To maintain a strategy as a journey, foundations should implement these eight useful changes: 

  1. Transition from the calendar-driven budget season to a continuous dialogue: This includes rolling 12-month plans and ongoing milestone reviews. 
  2. From Getting to Yes to Debating Real Alternatives: Leaders should discuss several strategic options with various risk and investment profiles rather than rushing acceptance for a single vetted strategy. 
  3. From Peanut-Buttering to Picking the 1-in-10s: Quit distributing resources sparingly throughout all departments. According to data, discovering a few big moves, high-probability opportunities, and providing them with all the resources they require leads to breakthrough performance. 
  4. From Approving Budgets to Making Big Moves: Rather than merely establishing spending caps for the upcoming year, strategic sessions should concentrate on innovative projects that can propel the company up the Power Curve of performance. 
  5. Transitioning from Budget Inertia to Liquid Resources: Ensure funding is flexible and liquid.
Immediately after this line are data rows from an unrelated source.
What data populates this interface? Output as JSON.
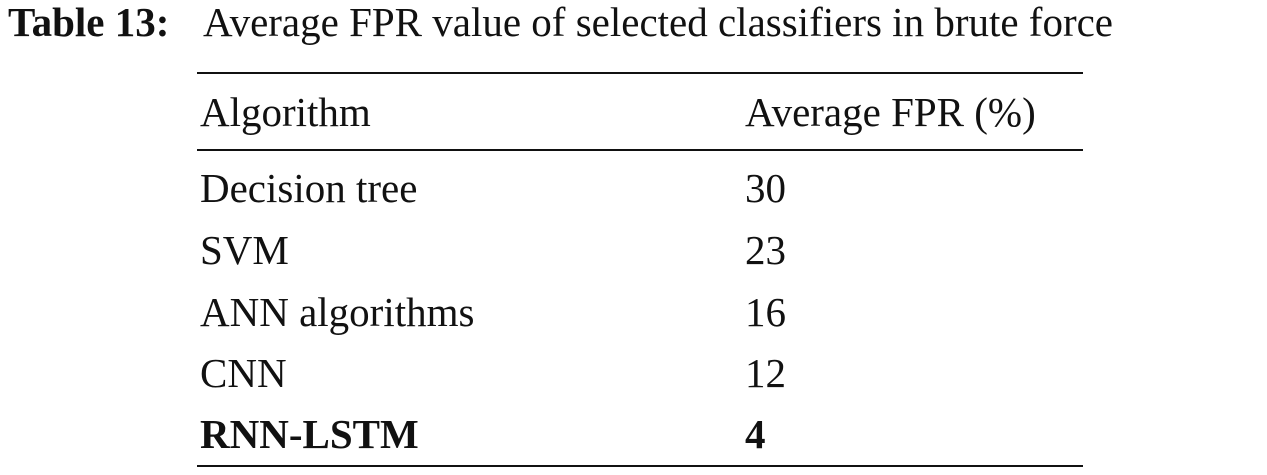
{
  "caption": {
    "label": "Table 13:",
    "text": "Average FPR value of selected classifiers in brute force"
  },
  "table": {
    "header": [
      "Algorithm",
      "Average FPR (%)"
    ],
    "rows": [
      [
        "Decision tree",
        30
      ],
      [
        "SVM",
        23
      ],
      [
        "ANN algorithms",
        16
      ],
      [
        "CNN",
        12
      ],
      [
        "RNN-LSTM",
        4
      ]
    ]
  }
}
Compared to organizations that transfer resources more slowly, those that reallocate at least 50% of their capital movements over ten years generate much more value. 
  6. Transition from Sandbagging to Open-Risk Portfolios: Establish a culture that welcomes measured risk-taking. Even if a big move fails, organizations should still reward the quality of effort as long as it was a part of a controlled portfolio of risks. 
  7. From You Are Your Numbers to a Holistic View: Rather than focusing solely on immediate financial results, performance should be assessed using a wide range of measures, including qualitative indications of diversity, equity, and inclusion. 
  8. From Forcing the First Step to Long-Term Planning: To create immediate momentum, the strategy should compel the first tangible action step within six months rather than concentrating on lofty, five-year ambitions that never materialize.  

 

The journey

Note that budget-shifting is the strategy. One important lesson to be learned from this approach is that a strategy is never really complete until the budget has changed. Many foundations don’t reallocate the finances required to put their strategies into practice, leaving them as a collection of aspirational ideas on paper.

The journey should ensure that resources are constantly transferred to the areas where they can most effectively contribute to the objective. Grantmaking organizations can transition from timid plans to audacious, data-driven initiatives that significantly improve their social impact by approaching leadership and governance as an ongoing strategic journey. 

Conclusion

In summary, adaptive leadership and governance demand a move away from the dreaded hockey stick, which is the promise of future achievement that never materializes. Rather, strategy needs to be seen as an ongoing process with several checkpoints. Foundations and grantmaking organizations can become ecosystem builders rather than just check-writers by institutionalizing leadership and governance through inclusive leadership practices, participatory governance, and advanced impact measurement. This change guarantees that the influence of equity work is a long-lasting structural basis for the future rather than merely a one-time event.